Amata e odiata Antitrust. L'Autorità nata per evitare concentrazioni economiche sta spaccando la categoria dei balneari e anche alcune amministrazioni, molte delle quali pur sapendo che non è possibile prorogare ancora le concessioni in essere stanno firmando dilazioni in serie fino al 2033 ai titolari attuali degli stabilimenti balneari. Dopo Terracina e Fondi anche Gaeta sta dando il via libera alle proroghe.

L'unica eccezione finora è Latina, che a novembre ha chiesto un parere all'Autorità per la concorrenza ottenendo una risposta in fondo pleonastica, ossia il diniego a qualunque proroga automatica anche di breve termine.
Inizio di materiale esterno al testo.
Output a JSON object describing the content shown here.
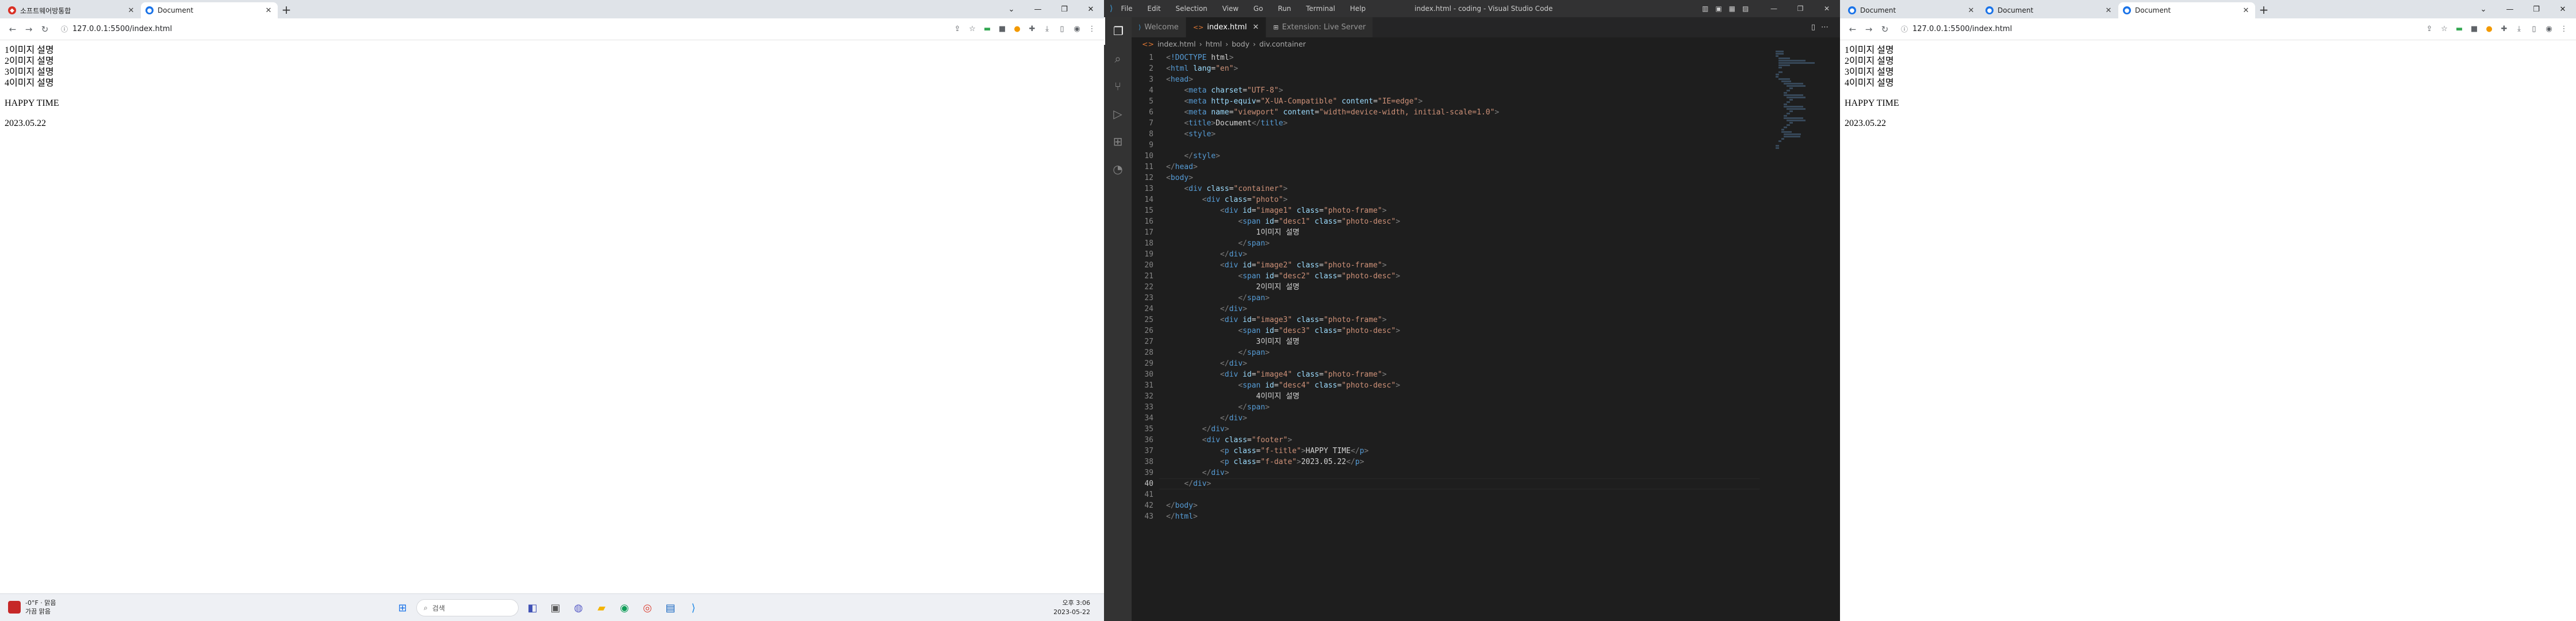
{
  "left_browser": {
    "tabs": [
      {
        "title": "소프트웨어방통합",
        "favicon_color": "#d93025"
      },
      {
        "title": "Document",
        "favicon_color": "#1a73e8"
      }
    ],
    "url": "127.0.0.1:5500/index.html",
    "page": {
      "photo_lines": [
        "1이미지 설명",
        "2이미지 설명",
        "3이미지 설명",
        "4이미지 설명"
      ],
      "title": "HAPPY TIME",
      "date": "2023.05.22"
    }
  },
  "vscode": {
    "menu": [
      "File",
      "Edit",
      "Selection",
      "View",
      "Go",
      "Run",
      "Terminal",
      "Help"
    ],
    "window_title": "index.html - coding - Visual Studio Code",
    "tabs": [
      {
        "label": "Welcome",
        "icon": "vscode-icon"
      },
      {
        "label": "index.html",
        "icon": "html-icon",
        "active": true
      },
      {
        "label": "Extension: Live Server",
        "icon": "extension-icon"
      }
    ],
    "breadcrumb": [
      "index.html",
      "html",
      "body",
      "div.container"
    ],
    "code_lines": [
      "<!DOCTYPE html>",
      "<html lang=\"en\">",
      "<head>",
      "    <meta charset=\"UTF-8\">",
      "    <meta http-equiv=\"X-UA-Compatible\" content=\"IE=edge\">",
      "    <meta name=\"viewport\" content=\"width=device-width, initial-scale=1.0\">",
      "    <title>Document</title>",
      "    <style>",
      "",
      "    </style>",
      "</head>",
      "<body>",
      "    <div class=\"container\">",
      "        <div class=\"photo\">",
      "            <div id=\"image1\" class=\"photo-frame\">",
      "                <span id=\"desc1\" class=\"photo-desc\">",
      "                    1이미지 설명",
      "                </span>",
      "            </div>",
      "            <div id=\"image2\" class=\"photo-frame\">",
      "                <span id=\"desc2\" class=\"photo-desc\">",
      "                    2이미지 설명",
      "                </span>",
      "            </div>",
      "            <div id=\"image3\" class=\"photo-frame\">",
      "                <span id=\"desc3\" class=\"photo-desc\">",
      "                    3이미지 설명",
      "                </span>",
      "            </div>",
      "            <div id=\"image4\" class=\"photo-frame\">",
      "                <span id=\"desc4\" class=\"photo-desc\">",
      "                    4이미지 설명",
      "                </span>",
      "            </div>",
      "        </div>",
      "        <div class=\"footer\">",
      "            <p class=\"f-title\">HAPPY TIME</p>",
      "            <p class=\"f-date\">2023.05.22</p>",
      "        </div>",
      "    </div>",
      "",
      "</body>",
      "</html>"
    ],
    "current_line": 40
  },
  "right_browser": {
    "tabs": [
      {
        "title": "Document",
        "favicon_color": "#1a73e8"
      },
      {
        "title": "Document",
        "favicon_color": "#1a73e8"
      },
      {
        "title": "Document",
        "favicon_color": "#1a73e8"
      }
    ],
    "url": "127.0.0.1:5500/index.html",
    "page": {
      "photo_lines": [
        "1이미지 설명",
        "2이미지 설명",
        "3이미지 설명",
        "4이미지 설명"
      ],
      "title": "HAPPY TIME",
      "date": "2023.05.22"
    }
  },
  "taskbar": {
    "weather_temp": "-0°F · 맑음",
    "weather_desc": "가끔 맑음",
    "search_placeholder": "검색",
    "time": "오후 3:06",
    "date": "2023-05-22"
  }
}
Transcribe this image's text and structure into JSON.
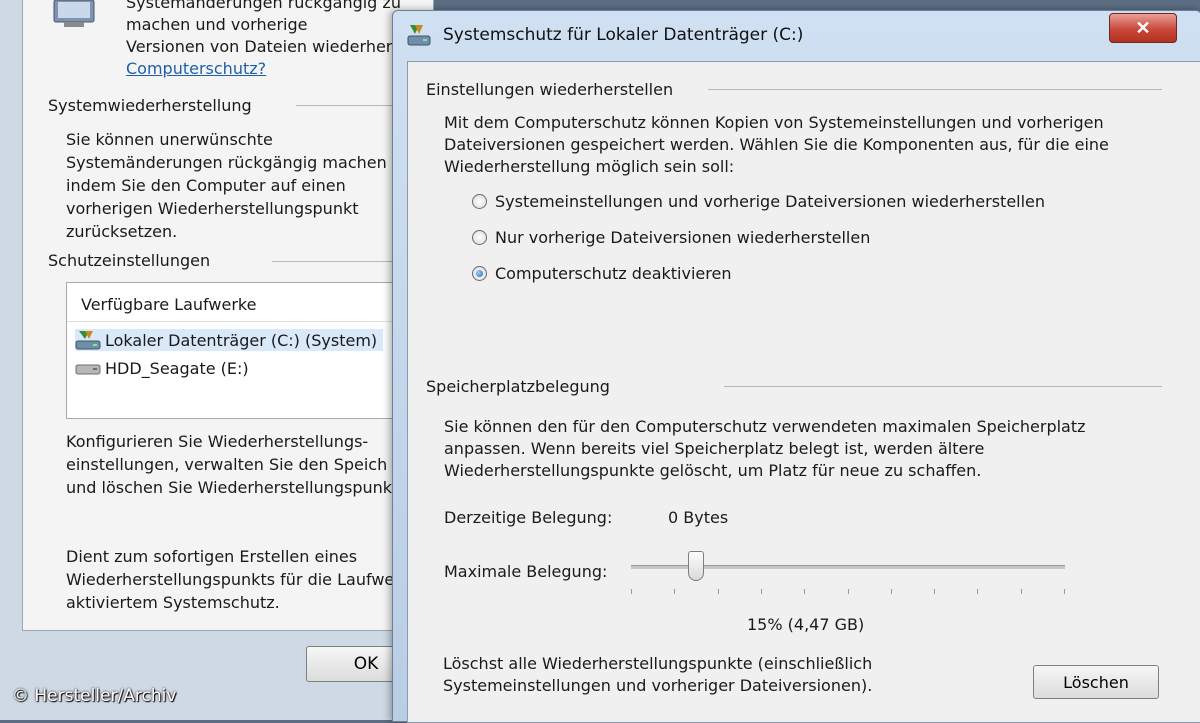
{
  "background_window": {
    "intro_line1": "Systemänderungen rückgängig zu machen und vorherige",
    "intro_line2": "Versionen von Dateien wiederher",
    "link": "Computerschutz?",
    "restore_section": {
      "title": "Systemwiederherstellung",
      "line1": "Sie können unerwünschte",
      "line2": "Systemänderungen rückgängig machen",
      "line3": "indem Sie den Computer auf einen",
      "line4": "vorherigen Wiederherstellungspunkt",
      "line5": "zurücksetzen."
    },
    "protection_section": {
      "title": "Schutzeinstellungen",
      "drives_header": "Verfügbare Laufwerke",
      "drives": [
        {
          "label": "Lokaler Datenträger (C:) (System)"
        },
        {
          "label": "HDD_Seagate (E:)"
        }
      ],
      "configure_line1": "Konfigurieren Sie Wiederherstellungs-",
      "configure_line2": "einstellungen, verwalten Sie den Speich",
      "configure_line3": "und löschen Sie Wiederherstellungspunk",
      "create_line1": "Dient zum sofortigen Erstellen eines",
      "create_line2": "Wiederherstellungspunkts für die Laufwe",
      "create_line3": "aktiviertem Systemschutz."
    },
    "ok_button": "OK"
  },
  "copyright": "© Hersteller/Archiv",
  "dialog": {
    "title": "Systemschutz für Lokaler Datenträger (C:)",
    "close_symbol": "✕",
    "restore_settings": {
      "title": "Einstellungen wiederherstellen",
      "desc_line1": "Mit dem Computerschutz können Kopien von Systemeinstellungen und vorherigen",
      "desc_line2": "Dateiversionen gespeichert werden. Wählen Sie die Komponenten aus, für die eine",
      "desc_line3": "Wiederherstellung möglich sein soll:",
      "options": [
        {
          "label": "Systemeinstellungen und vorherige Dateiversionen wiederherstellen",
          "checked": false
        },
        {
          "label": "Nur vorherige Dateiversionen wiederherstellen",
          "checked": false
        },
        {
          "label": "Computerschutz deaktivieren",
          "checked": true
        }
      ]
    },
    "disk_usage": {
      "title": "Speicherplatzbelegung",
      "desc_line1": "Sie können den für den Computerschutz verwendeten maximalen Speicherplatz",
      "desc_line2": "anpassen. Wenn bereits viel Speicherplatz belegt ist, werden ältere",
      "desc_line3": "Wiederherstellungspunkte gelöscht, um Platz für neue zu schaffen.",
      "current_label": "Derzeitige Belegung:",
      "current_value": "0 Bytes",
      "max_label": "Maximale Belegung:",
      "slider_fraction": 0.15,
      "slider_value": "15% (4,47 GB)",
      "delete_line1": "Löschst alle Wiederherstellungspunkte (einschließlich",
      "delete_line2": "Systemeinstellungen und vorheriger Dateiversionen).",
      "delete_button": "Löschen"
    }
  },
  "colors": {
    "title_bar": "#c4d6eb",
    "close_button": "#c8483a",
    "link": "#1f5fa8",
    "radio_dot": "#1f63c2"
  }
}
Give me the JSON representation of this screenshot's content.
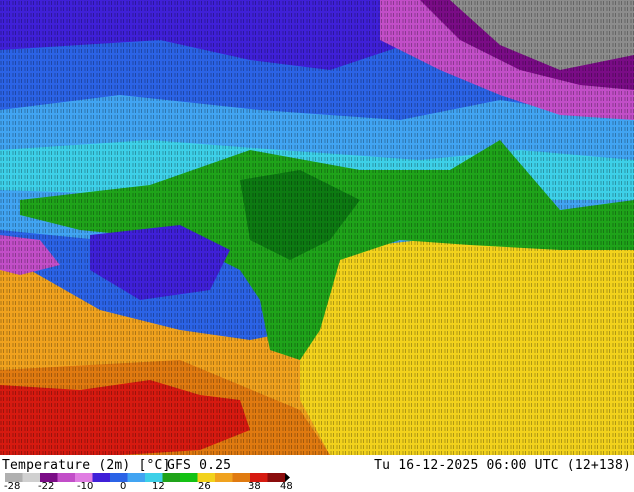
{
  "map": {
    "field": "temperature-2m",
    "palette": {
      "deep_cold": "#7a0c86",
      "cold_magenta": "#c24ec8",
      "violet": "#3f20d8",
      "blue": "#2b63e6",
      "sky": "#41a4f2",
      "cyan": "#3dd0e8",
      "green": "#1fa31a",
      "dark_green": "#0d7a12",
      "yellow": "#f2d21c",
      "orange": "#f0a21e",
      "dark_orange": "#e07a10",
      "red": "#d61a10",
      "gray": "#8c8c8c"
    }
  },
  "footer": {
    "title": "Temperature (2m) [°C]",
    "model": "GFS 0.25",
    "valid_time": "Tu 16-12-2025 06:00 UTC (12+138)"
  },
  "legend": {
    "ticks": [
      "-28",
      "-22",
      "-10",
      "0",
      "12",
      "26",
      "38",
      "48"
    ],
    "colors": [
      "#b0b0b0",
      "#d0d0d0",
      "#7a0c86",
      "#c24ec8",
      "#e07de2",
      "#3f20d8",
      "#2b63e6",
      "#41a4f2",
      "#3dd0e8",
      "#1fa31a",
      "#14c214",
      "#f2d21c",
      "#f0a21e",
      "#e07a10",
      "#d61a10",
      "#8a0c0c"
    ]
  }
}
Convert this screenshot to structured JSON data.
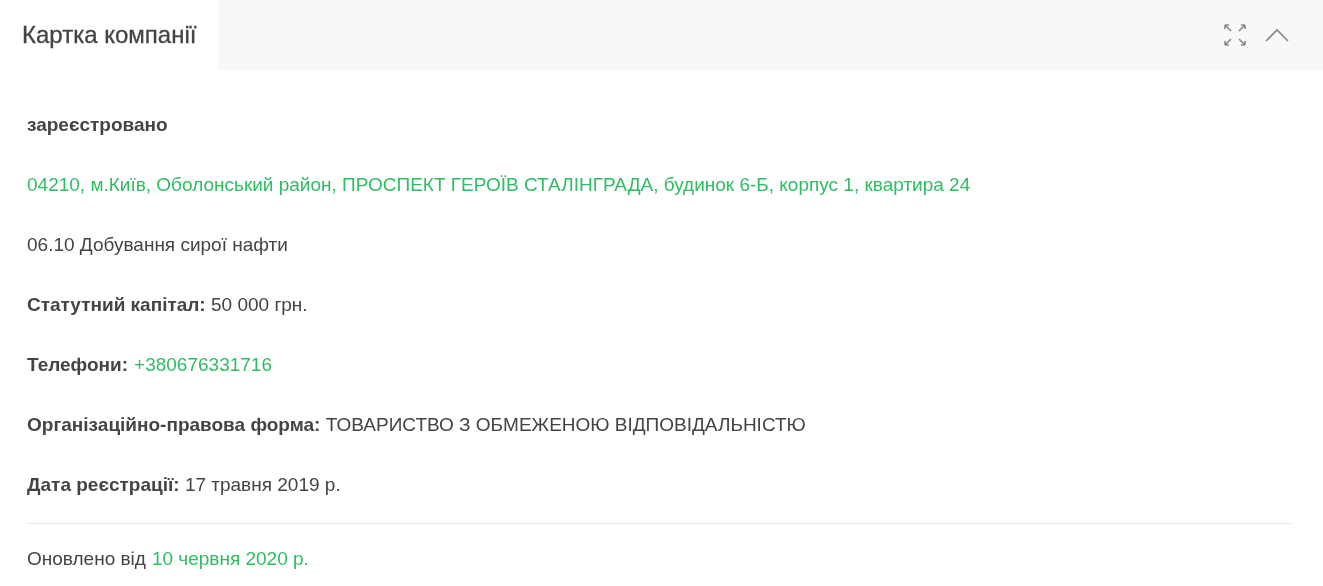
{
  "panel": {
    "title": "Картка компанії"
  },
  "rows": [
    {
      "kind": "status",
      "text": "зареєстровано"
    },
    {
      "kind": "link",
      "text": "04210, м.Київ, Оболонський район, ПРОСПЕКТ ГЕРОЇВ СТАЛІНГРАДА, будинок 6-Б, корпус 1, квартира 24"
    },
    {
      "kind": "text",
      "text": "06.10 Добування сирої нафти"
    },
    {
      "kind": "field",
      "label": "Статутний капітал:",
      "value": "50 000 грн."
    },
    {
      "kind": "phone",
      "label": "Телефони:",
      "value": "+380676331716"
    },
    {
      "kind": "field",
      "label": "Організаційно-правова форма:",
      "value": "ТОВАРИСТВО З ОБМЕЖЕНОЮ ВІДПОВІДАЛЬНІСТЮ"
    },
    {
      "kind": "field",
      "label": "Дата реєстрації:",
      "value": "17 травня 2019 р."
    }
  ],
  "footer": {
    "label": "Оновлено від",
    "date": "10 червня 2020 р."
  }
}
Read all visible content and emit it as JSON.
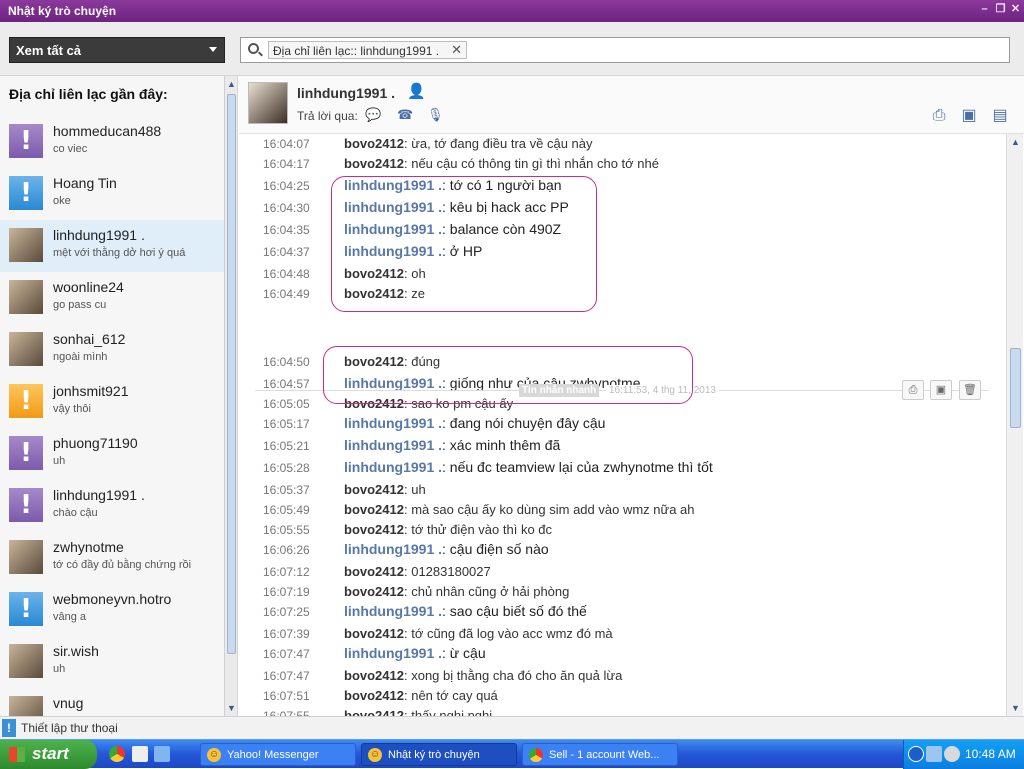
{
  "window": {
    "title": "Nhật ký trò chuyện"
  },
  "view_select": {
    "value": "Xem tất cả"
  },
  "search": {
    "chip": "Địa chỉ liên lạc:: linhdung1991 ."
  },
  "sidebar": {
    "header": "Địa chỉ liên lạc gần đây:",
    "contacts": [
      {
        "name": "hommeducan488",
        "status": "co viec",
        "avatar": "exclamation-purple"
      },
      {
        "name": "Hoang Tin",
        "status": "oke",
        "avatar": "exclamation-blue"
      },
      {
        "name": "linhdung1991 .",
        "status": "mệt với thằng dở hơi ý quá",
        "avatar": "photo"
      },
      {
        "name": "woonline24",
        "status": "go pass cu",
        "avatar": "photo"
      },
      {
        "name": "sonhai_612",
        "status": "ngoài mình",
        "avatar": "photo"
      },
      {
        "name": "jonhsmit921",
        "status": "vậy thôi",
        "avatar": "exclamation-orange"
      },
      {
        "name": "phuong71190",
        "status": "uh",
        "avatar": "exclamation-purple"
      },
      {
        "name": "linhdung1991 .",
        "status": "chào cậu",
        "avatar": "exclamation-purple"
      },
      {
        "name": "zwhynotme",
        "status": "tớ có đầy đủ bằng chứng rồi",
        "avatar": "photo"
      },
      {
        "name": "webmoneyvn.hotro",
        "status": "vâng a",
        "avatar": "exclamation-blue"
      },
      {
        "name": "sir.wish",
        "status": "uh",
        "avatar": "photo"
      },
      {
        "name": "vnug",
        "status": "",
        "avatar": "photo"
      }
    ]
  },
  "chat": {
    "contact_name": "linhdung1991 .",
    "reply_label": "Trả lời qua:",
    "separator_label": "Tin nhắn nhanh",
    "separator_time": "16:11:53, 4 thg 11, 2013",
    "messages": [
      {
        "time": "16:04:07",
        "sender": "bovo2412",
        "text": ": ừa, tớ đang điều tra về cậu này",
        "me": true
      },
      {
        "time": "16:04:17",
        "sender": "bovo2412",
        "text": ": nếu cậu có thông tin gì thì nhắn cho tớ nhé",
        "me": true
      },
      {
        "time": "16:04:25",
        "sender": "linhdung1991 .",
        "text": ": tớ có 1 người bạn",
        "me": false
      },
      {
        "time": "16:04:30",
        "sender": "linhdung1991 .",
        "text": ": kêu bị hack acc PP",
        "me": false
      },
      {
        "time": "16:04:35",
        "sender": "linhdung1991 .",
        "text": ": balance còn 490Z",
        "me": false
      },
      {
        "time": "16:04:37",
        "sender": "linhdung1991 .",
        "text": ": ở HP",
        "me": false
      },
      {
        "time": "16:04:48",
        "sender": "bovo2412",
        "text": ": oh",
        "me": true
      },
      {
        "time": "16:04:49",
        "sender": "bovo2412",
        "text": ": ze",
        "me": true
      },
      {
        "time": "16:04:50",
        "sender": "bovo2412",
        "text": ": đúng",
        "me": true
      },
      {
        "time": "16:04:57",
        "sender": "linhdung1991 .",
        "text": ": giống như của cậu zwhynotme",
        "me": false
      },
      {
        "time": "16:05:05",
        "sender": "bovo2412",
        "text": ": sao ko pm cậu ấy",
        "me": true
      },
      {
        "time": "16:05:17",
        "sender": "linhdung1991 .",
        "text": ": đang nói chuyện đây cậu",
        "me": false
      },
      {
        "time": "16:05:21",
        "sender": "linhdung1991 .",
        "text": ": xác minh thêm đã",
        "me": false
      },
      {
        "time": "16:05:28",
        "sender": "linhdung1991 .",
        "text": ": nếu đc teamview lại của zwhynotme thì tốt",
        "me": false
      },
      {
        "time": "16:05:37",
        "sender": "bovo2412",
        "text": ": uh",
        "me": true
      },
      {
        "time": "16:05:49",
        "sender": "bovo2412",
        "text": ": mà sao cậu ấy ko dùng sim add vào wmz nữa ah",
        "me": true
      },
      {
        "time": "16:05:55",
        "sender": "bovo2412",
        "text": ": tớ thử điện vào thì ko đc",
        "me": true
      },
      {
        "time": "16:06:26",
        "sender": "linhdung1991 .",
        "text": ": cậu điện số nào",
        "me": false
      },
      {
        "time": "16:07:12",
        "sender": "bovo2412",
        "text": ": 01283180027",
        "me": true
      },
      {
        "time": "16:07:19",
        "sender": "bovo2412",
        "text": ": chủ nhân cũng ở hải phòng",
        "me": true
      },
      {
        "time": "16:07:25",
        "sender": "linhdung1991 .",
        "text": ": sao cậu biết số đó thế",
        "me": false
      },
      {
        "time": "16:07:39",
        "sender": "bovo2412",
        "text": ": tớ cũng đã log vào acc wmz đó mà",
        "me": true
      },
      {
        "time": "16:07:47",
        "sender": "linhdung1991 .",
        "text": ": ừ cậu",
        "me": false
      },
      {
        "time": "16:07:47",
        "sender": "bovo2412",
        "text": ": xong bị thằng cha đó cho ăn quả lừa",
        "me": true
      },
      {
        "time": "16:07:51",
        "sender": "bovo2412",
        "text": ": nên tớ cay quá",
        "me": true
      },
      {
        "time": "16:07:55",
        "sender": "bovo2412",
        "text": ": thấy nghi nghi",
        "me": true
      }
    ]
  },
  "phone_bar": {
    "label": "Thiết lập thư thoại"
  },
  "taskbar": {
    "start": "start",
    "tasks": [
      "Yahoo! Messenger",
      "Nhật ký trò chuyện",
      "Sell - 1 account Web..."
    ],
    "clock": "10:48 AM"
  }
}
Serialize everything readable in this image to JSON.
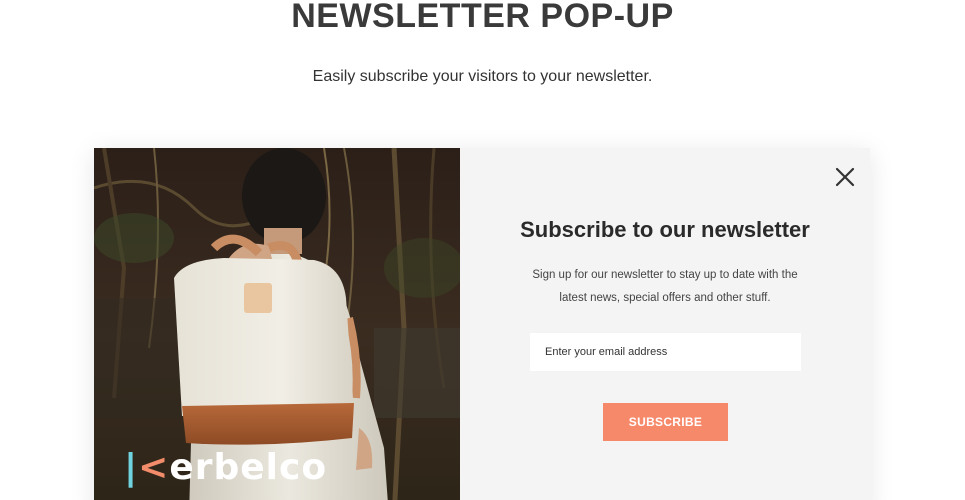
{
  "hero": {
    "title": "NEWSLETTER POP-UP",
    "subtitle": "Easily subscribe your visitors to your newsletter."
  },
  "popup": {
    "heading": "Subscribe to our newsletter",
    "description": "Sign up for our newsletter to stay up to date with the latest news, special offers and other stuff.",
    "email_placeholder": "Enter your email address",
    "subscribe_label": "SUBSCRIBE",
    "close_icon": "close-icon",
    "image": {
      "subject": "person-with-backpack-photo",
      "brand_logo": "Kerbelco"
    }
  },
  "colors": {
    "accent": "#f7896b",
    "panel_bg": "#f4f4f4",
    "heading_text": "#2a2a2a",
    "logo_k_left": "#6fd3e0",
    "logo_k_right": "#f28c6a"
  }
}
La stessa Agcm è intervenuta nell'iter adottato da altri Comuni costieri italiani, tra cui Piombino, Castiglione della Pescaia, Carrara in Toscana. Anche gli operatori sono divisi, specie se si considera che fino a pochi mesi fa i più si erano detti favorevoli ad una liberalizzazione delle concessioni da assegnare con selezione pubblica. Adesso invece da un lato ci sono i piccoli concessionari della Cna che si dicono ottimisti circa il confronto con l'unico Comune che si sta attenendo alle indicazioni dell'Antitrust mentre il Sib, che ingloba gli stabilimenti più grandi, ha già detto di essere contraria ad un bando ex novo e chiede la proroga automatica fino al 2033. Questa storia può finire in Tribunale ma paradossalmente mentre gli attuali titolari delle concessioni balneari per fini turistici potranno impugnare un eventuale nuovo bando di gara, da farsi per legge non prima della fine della pandemia, nessuna chance è data a coloro che avrebbero interesse a partecipare ad una selezione pubblica, poiché non avrebbero titolo per contestare l'atto di proroga.

Gli unici legittimati a fare ricorso sarebbero i consiglieri comunali, oltre alle associazioni di consumatori o ambientaliste di cui sinora si registra un sostanziale silenzio-assenso circa le proroghe. Al netto di qualunque scelta delle amministrazioni comunali che affacciano sulla costa, va ricordato che già adesso è in corso una procedura di infrazione europea (una delle molte cui è andata soggetta l'Italia) poiché le proroghe sono in contrasto col diritto comunitario e, in specie, con la Direttiva Bolkestein che già nel 2006 imponeva la riassegnazione ex novo con bandi liberi di tutte le concessioni di beni pubblici, in quanto l'assetto attuale risulta «dannoso» per l'economia. Ciò che va emergendo a latere è la posizione di alcuni operatori che si sono visti rinnovare in automatico la concessione, si tratta di «grandi elettori» e in alcuni casi di politici con interessi diretti nelle concessioni su cui si dibatte. E' una materia che prescinde dalla più ampia discussione giuridica sulla possibilità di avviare proroghe ma che si staglia come un'ombra in questa fase. Il Comune di Latina, che per ora resta isolato, ha già annunciato con delibera che avvierà la selezione pubblica dopo la fine della pandemia e che fino ad allora restano vigenti le concessioni in essere al 31 dicembre 2020 su cui i titolari attuali hanno manifestato l'intenzione formale di voler continuare l'attività.